One risk is making life difficult for consumers, mainly by mandating a refactor of their own code, with their own engineering effort. This mistake is easy to make because the company doesn't "eat their own dogfood" and therefore think it is easy for clients to migrate. However this is rarely the case, and this decision costs the company a great deal of time because consumers have many things to do instead of letting engineering teams tell them to stop all their work and migrate to the new interface. It basically defeats the whole point of trying to solve the orginal problem, which was to stop teams from having to migrate their interface when the data structure changes. So in the end, there is a massive risk, which is that consumers won't migrate.

A second risk is striving for waterfall-based, rather incremental, wins. This is because a company may decide to build a new platform as complex as the previous one, and before adoption. That is a lot of work: to build it, to figure out what to build, because they have to find out the intended consumption patterns, and the new business domains. This is very hard to do because the future is unpredictable, and could change. If the future changes, the work would have been wasted. Hopefully, consumers adopt, but it is not know as to when. With that uncertainty, the whole point of the project in is question: the important work of refactoring the data structure. The answer is that it won't get started until the new platform is built, then adopted, which will take a very long time. In the meantime, there will still be the legacy data structures in place, so no progress on the original problem.
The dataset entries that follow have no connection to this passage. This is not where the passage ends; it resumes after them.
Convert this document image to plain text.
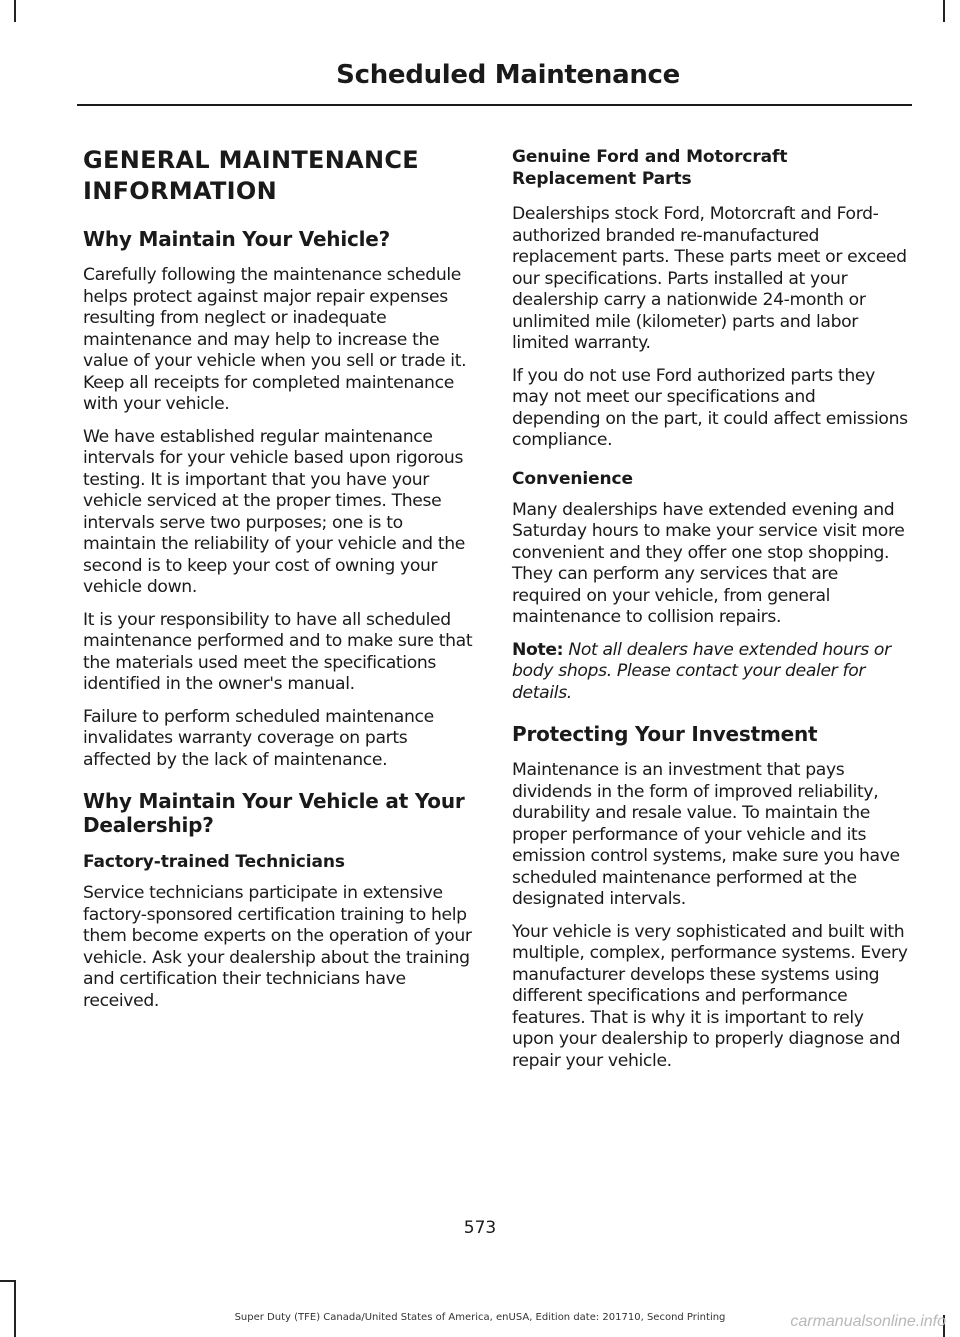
Scheduled Maintenance
GENERAL MAINTENANCE
INFORMATION
Why Maintain Your Vehicle?

Carefully following the maintenance schedule helps protect against major repair expenses resulting from neglect or inadequate maintenance and may help to increase the value of your vehicle when you sell or trade it. Keep all receipts for completed maintenance with your vehicle.

We have established regular maintenance intervals for your vehicle based upon rigorous testing. It is important that you have your vehicle serviced at the proper times. These intervals serve two purposes; one is to maintain the reliability of your vehicle and the second is to keep your cost of owning your vehicle down.

It is your responsibility to have all scheduled maintenance performed and to make sure that the materials used meet the specifications identified in the owner's manual.

Failure to perform scheduled maintenance invalidates warranty coverage on parts affected by the lack of maintenance.

Why Maintain Your Vehicle at Your Dealership?
Factory-trained Technicians

Service technicians participate in extensive factory-sponsored certification training to help them become experts on the operation of your vehicle. Ask your dealership about the training and certification their technicians have received.

Genuine Ford and Motorcraft Replacement Parts

Dealerships stock Ford, Motorcraft and Ford-authorized branded re-manufactured replacement parts. These parts meet or exceed our specifications. Parts installed at your dealership carry a nationwide 24-month or unlimited mile (kilometer) parts and labor limited warranty.

If you do not use Ford authorized parts they may not meet our specifications and depending on the part, it could affect emissions compliance.

Convenience

Many dealerships have extended evening and Saturday hours to make your service visit more convenient and they offer one stop shopping. They can perform any services that are required on your vehicle, from general maintenance to collision repairs.

Note: Not all dealers have extended hours or body shops. Please contact your dealer for details.

Protecting Your Investment

Maintenance is an investment that pays dividends in the form of improved reliability, durability and resale value. To maintain the proper performance of your vehicle and its emission control systems, make sure you have scheduled maintenance performed at the designated intervals.

Your vehicle is very sophisticated and built with multiple, complex, performance systems. Every manufacturer develops these systems using different specifications and performance features. That is why it is important to rely upon your dealership to properly diagnose and repair your vehicle.

573
Super Duty (TFE) Canada/United States of America, enUSA, Edition date: 201710, Second Printing	carmanualsonline.info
A third risk is asking the data owners specifically to perform all of the data restructuring. This will be a time-sink because teams get very little done when doing too much. This might not seem like a mistake, because the data owners know a lot, and they know how their data should look in the future, but they have an incomplete picture. There are also data consumers who have their ideas of new domains, what shape they want the data, and how they want to integrate it, etc. Therefore, the domain-specific refactoring should rest with the consumer as much as possible because they know what they want better than anyone else. So, if the data owners try to do the work of the consumers, or vice versa, then teams will spend too much time asking other teams what it is that they want, which leads to a lot of time wasted on discussions and planning instead of building.

If any of these risks are likely to happen, then there are symptoms of a greater problem, which is that the focus has shifted away from the original problem, which is bad because the original problem still stands: refactor the data structure. Probably, a few consumers will still adopt, but it is clear what is happening: the company is focused on building a new platform, in a waterfall way, for an imagined, pre-planned, overarching future use-case which may or may not exist, and then hoping everyone will adopt it. If all that works, then finally the company can focus on rewriting the data structures under the hood. However, it is too far away, and by then it may be too late.

Additional Risks and Management
  1. Performance:
    • The decoupled architecture means the removal of the SQL Join as an architectural lynchpin, which could be undesirable because the relational model dissolves, and possible performance implications because joins are very efficient. However, this this permissable because the decoupled system offers many alternatives to the Join, such as caching and aggregation, to name a few.
  2. Complexity:
    • A decoupled architecture introduces complexity elsewhere, as it will consist of many micro-services, but that is permissable because they can be observed and monitored with modern observability software.
  3. Cost of Resources:
    • Manage cost; the cost of running the decoupled architecture needs to be cheaper than running the database monolith, but that will happen because the system will be on average the same size as database monolith but only need to scale some of the components, which net cheaper than scaling the whole monolith. Additionally, the ROI on decoupling should justify the costs.